Chili peppers. Essential Southwest + Mexican ingredient

A Oaxaca, Mexico Visit. Should You Go?

This is a rhetorical question. One I ask myself daily these days. All recent reports point to NO. The city (and state) ebb and flow between Orange (caution) and Red (STOP). Right now, the governor has declared Code Red. The Covid-19 euphemism for DANGER.

Here is what Alvin Starkman, owner of Oaxaca Mezcal Educational Tours, wrote yesterday:

“Thinking of or have plans to visit Oaxaca this Muertos [Dia de los Muertos], or have friends in that category? If you haven’t figured it out by now, know that this morning’s paper confirmed that for the city, no cemetery visits, no parades or comparsas, no cultural events like tapete [sand paintings] or altar displays, no culinary events, no costume contests, etc, etc, etc. The city includes San Felipe del Agua. Other cemeteries include San Miguel, Ex Marquesada, and all the rest. This morning my San Marcos Tlapazola comadres (women friends) told me the same holds true for Tlacolula. I suspect XOXO (Xoxocotlan) will follow suit (let’s hope so), and I think I have already posted about Santa Maria Atzompa. Stay home and come next year (assuming it’s more or less behind us by then).”
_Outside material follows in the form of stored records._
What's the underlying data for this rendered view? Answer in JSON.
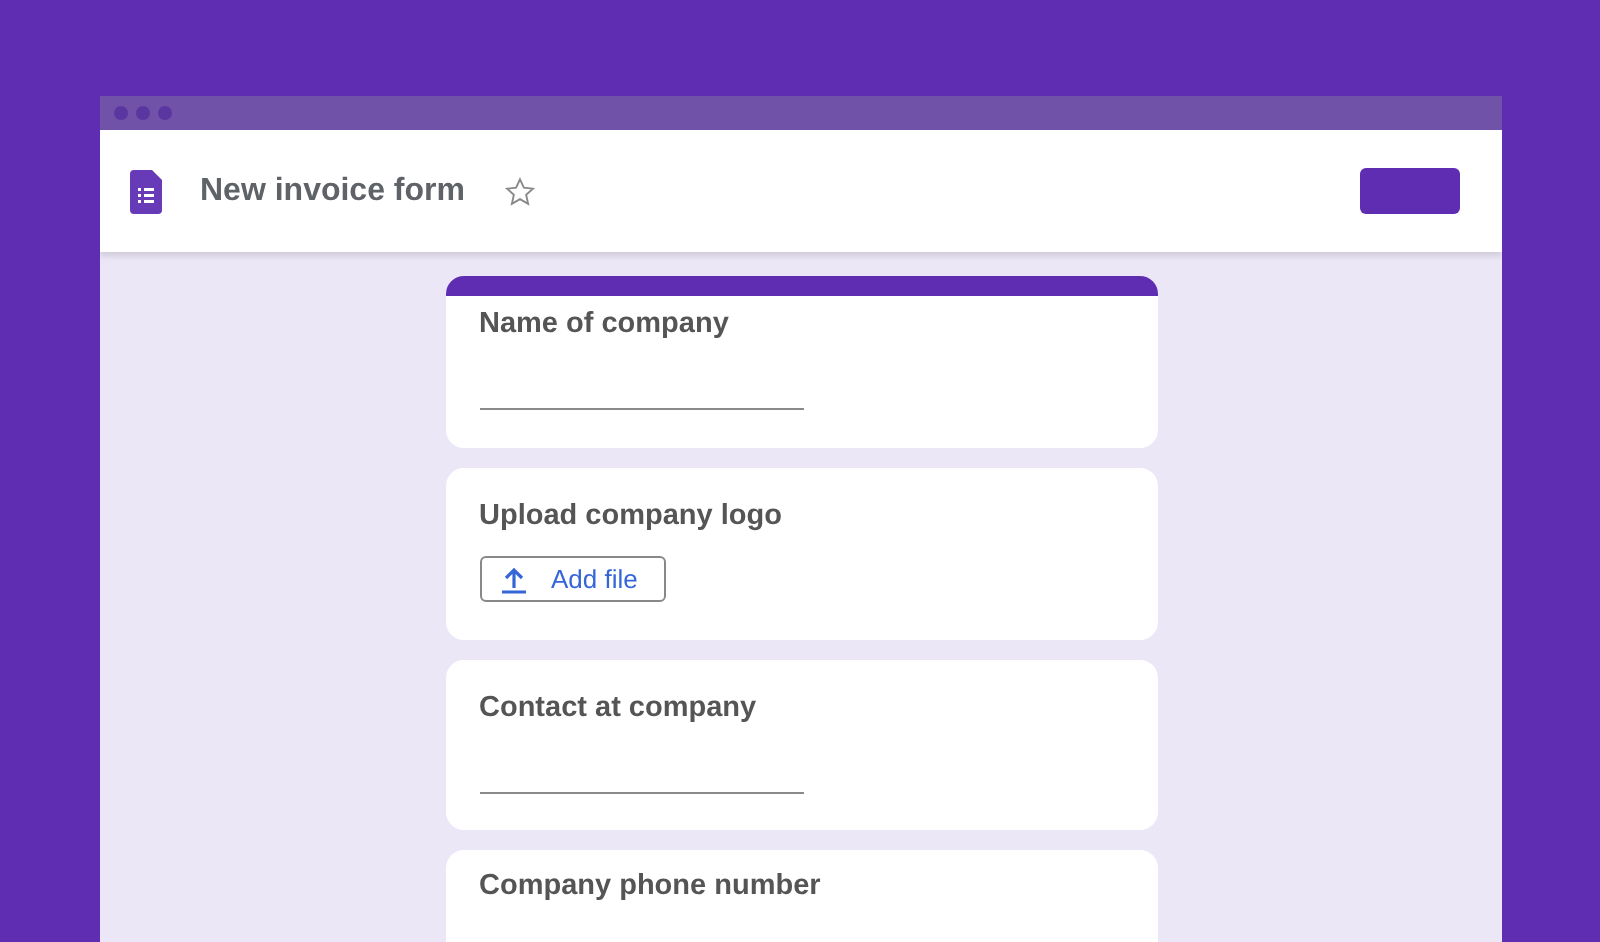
{
  "header": {
    "title": "New invoice form",
    "starred": false
  },
  "questions": [
    {
      "kind": "text",
      "label": "Name of company"
    },
    {
      "kind": "upload",
      "label": "Upload company logo",
      "button": "Add file"
    },
    {
      "kind": "text",
      "label": "Contact at company"
    },
    {
      "kind": "text",
      "label": "Company phone number"
    }
  ]
}
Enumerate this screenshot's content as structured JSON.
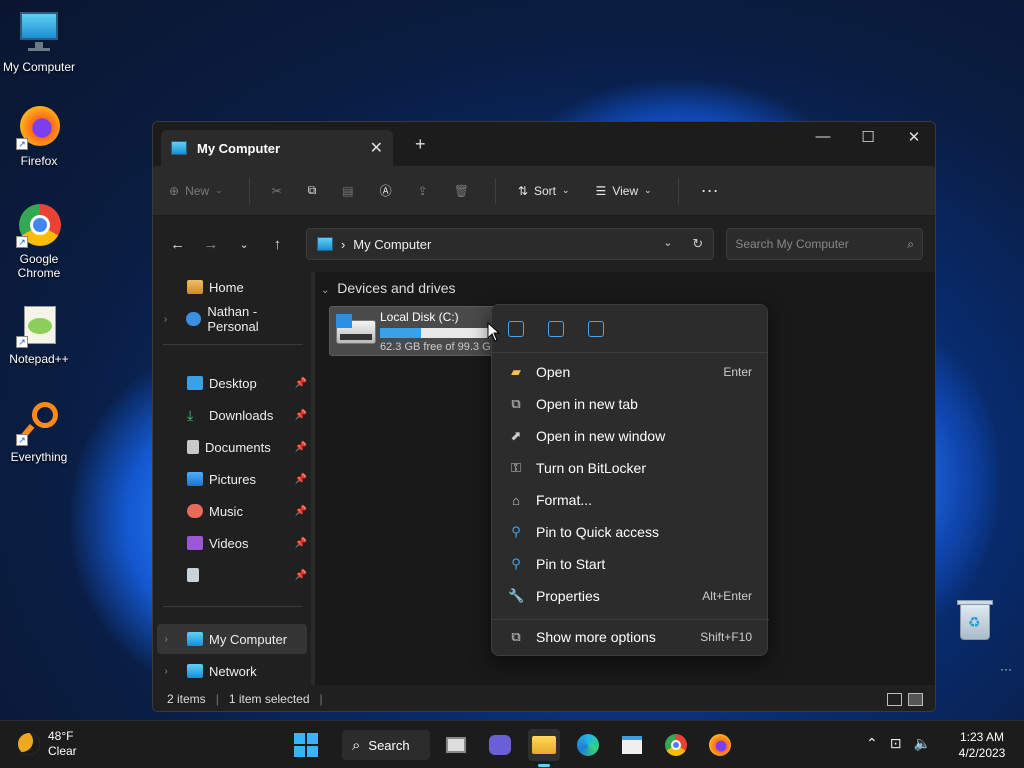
{
  "desktop": {
    "icons": [
      {
        "label": "My Computer"
      },
      {
        "label": "Firefox"
      },
      {
        "label": "Google Chrome"
      },
      {
        "label": "Notepad++"
      },
      {
        "label": "Everything"
      }
    ]
  },
  "window": {
    "tab_title": "My Computer",
    "toolbar": {
      "new_label": "New",
      "sort_label": "Sort",
      "view_label": "View"
    },
    "address": {
      "path": "My Computer"
    },
    "search": {
      "placeholder": "Search My Computer"
    },
    "sidebar": {
      "items": [
        {
          "label": "Home"
        },
        {
          "label": "Nathan - Personal"
        },
        {
          "label": "Desktop"
        },
        {
          "label": "Downloads"
        },
        {
          "label": "Documents"
        },
        {
          "label": "Pictures"
        },
        {
          "label": "Music"
        },
        {
          "label": "Videos"
        },
        {
          "label": ""
        },
        {
          "label": "My Computer"
        },
        {
          "label": "Network"
        }
      ]
    },
    "content": {
      "section_title": "Devices and drives",
      "drive": {
        "name": "Local Disk (C:)",
        "free_text": "62.3 GB free of 99.3 GB",
        "used_fraction": 0.37
      }
    },
    "status": {
      "items_count": "2 items",
      "selected": "1 item selected"
    }
  },
  "context_menu": {
    "items": [
      {
        "label": "Open",
        "shortcut": "Enter",
        "icon": "folder-icon"
      },
      {
        "label": "Open in new tab",
        "shortcut": "",
        "icon": "new-tab-icon"
      },
      {
        "label": "Open in new window",
        "shortcut": "",
        "icon": "new-window-icon"
      },
      {
        "label": "Turn on BitLocker",
        "shortcut": "",
        "icon": "key-icon"
      },
      {
        "label": "Format...",
        "shortcut": "",
        "icon": "format-icon"
      },
      {
        "label": "Pin to Quick access",
        "shortcut": "",
        "icon": "pin-icon"
      },
      {
        "label": "Pin to Start",
        "shortcut": "",
        "icon": "pin-icon"
      },
      {
        "label": "Properties",
        "shortcut": "Alt+Enter",
        "icon": "wrench-icon"
      },
      {
        "label": "Show more options",
        "shortcut": "Shift+F10",
        "icon": "more-options-icon"
      }
    ]
  },
  "taskbar": {
    "weather_temp": "48°F",
    "weather_desc": "Clear",
    "search_label": "Search",
    "time": "1:23 AM",
    "date": "4/2/2023"
  },
  "colors": {
    "accent": "#60cdff",
    "drive_fill": "#3aa0e8"
  }
}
All my friends, extranjeros and locals, are hyper-vigilant. They are guarded, distanced, masked when they go out, and mostly stay home except for careful food-shopping forages. But, they report many mask-less tourists and locals.

Most tell me they believe this situation will continue for quite some time.
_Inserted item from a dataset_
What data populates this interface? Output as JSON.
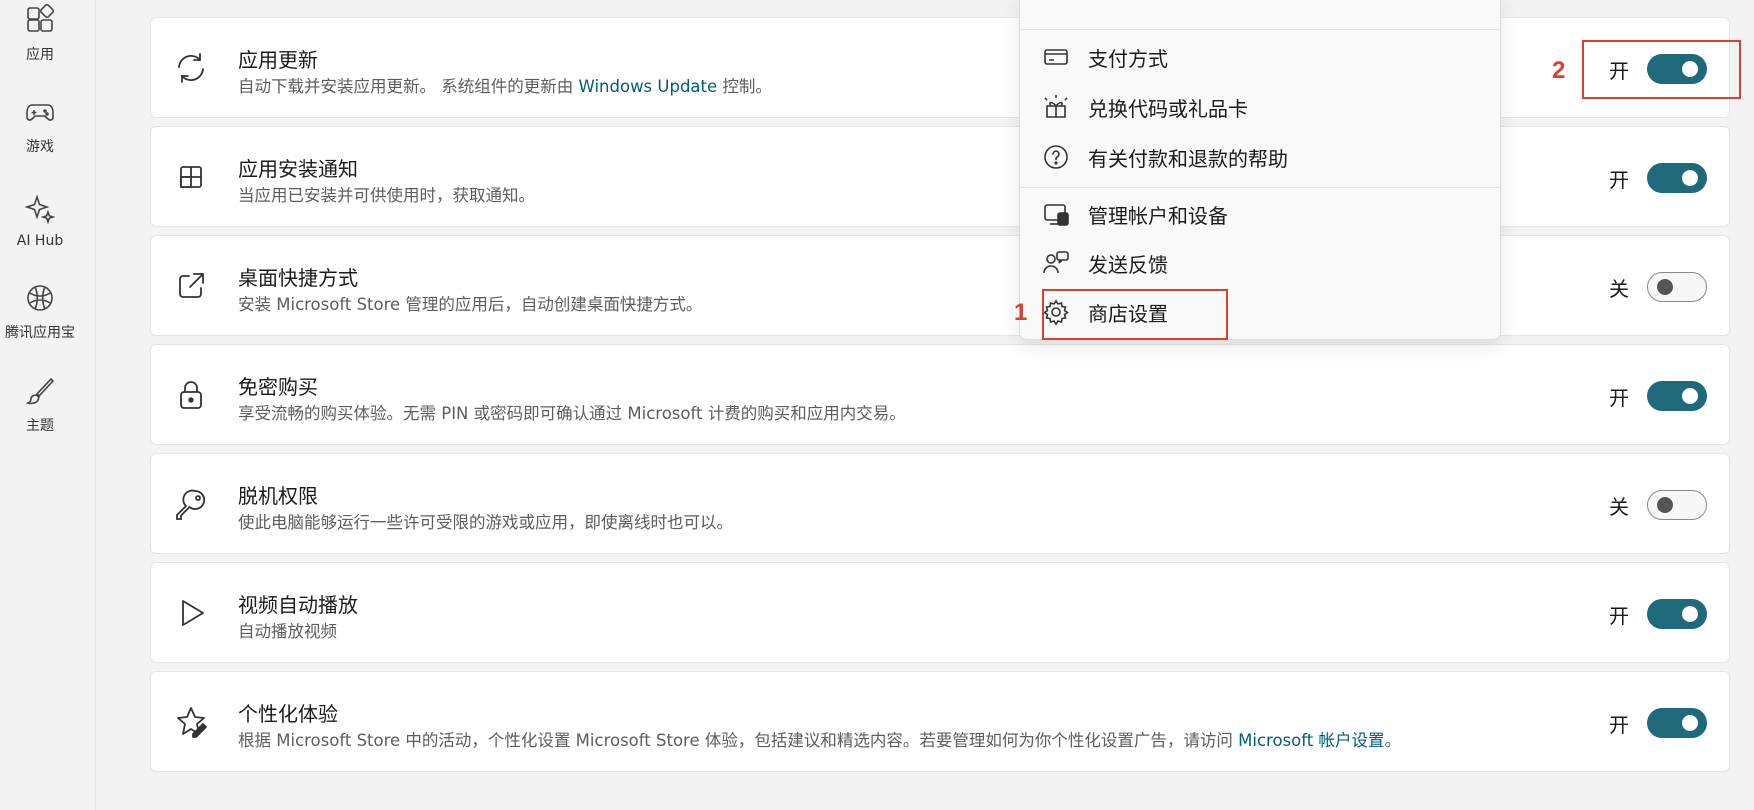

I’ve been floating the idea of returning to Oaxaca in January. As each month passes, I push the time farther out. Many of us who live in Oaxaca either for most of the year or during the winter months, are struggling with making a decision.

Kalisa, ever mindful of health safety, reminds me there won’t be a vaccine by January. Yep. I realize that. We are all dealing with: How much risk is acceptable? We know the consequences.

Kalisa reports that “The numbers will continue to rise or stay at this already alarming rate. Tourists are roaming the streets and the villages, restaurants are open, Oaxaca is back to Orange, but it has no meaning. Tourists and many locals simply are tired of masks and rules.”

Yes, we have Covid Fatigue. We want this to be over. Now the news reports include promises of several vaccines that may be available in the spring. There is no reporting yet of their effectiveness.

Someone claimed yesterday that this Covid-generated tourism decline now is more severe than what occurred during the 2006 APPO strikes in Oaxaca. I disagreed. So did Alvin, who says:

“It is actually less significant now than 2006 in terms of numbers of tourists. For Muertos week in 2006 hotel occupancy was 3%. I forget the numbers I heard a couple of days ago, but it’s somewhere around 20% right now, so will increase as the month progresses. I suspect it will climb to about 70% because people just don’t get it.”

I recall that the APPO strikes had a negative economic impact for at least five years. It took my artisan friends many years to recover. Visitors didn’t come because they were afraid.

Many of us are still afraid. But the fear is associated with a deadly virus we cannot see. Too bad those who are transmitters don’t light up like a Halloween Jack-O-Lantern.

As I think about ways to return safely — from flying to quarantining, I also think about access to excellent health care should I get sick. I’m told by a close Zapotec friend that there is a short supply of oxygen and many hospitals just can’t get their hands on it. Have difficulty breathing? Then the answer might be, Too bad or I’m sorry.

Are we better off staying put and deferring our return to Oaxaca for a while? What do you think?

As for celebrating Dia de los Muertos, let’s make our home altars to honor our own loved ones. Let’s also remember and honor the over 212,000 individuals in the USA who have died from this disease, as well as those in Mexico and around the world.

This won’t mitigate the loss but it will give us pause to think about the meaning and value of life, and what we can do to protect ourselves and others.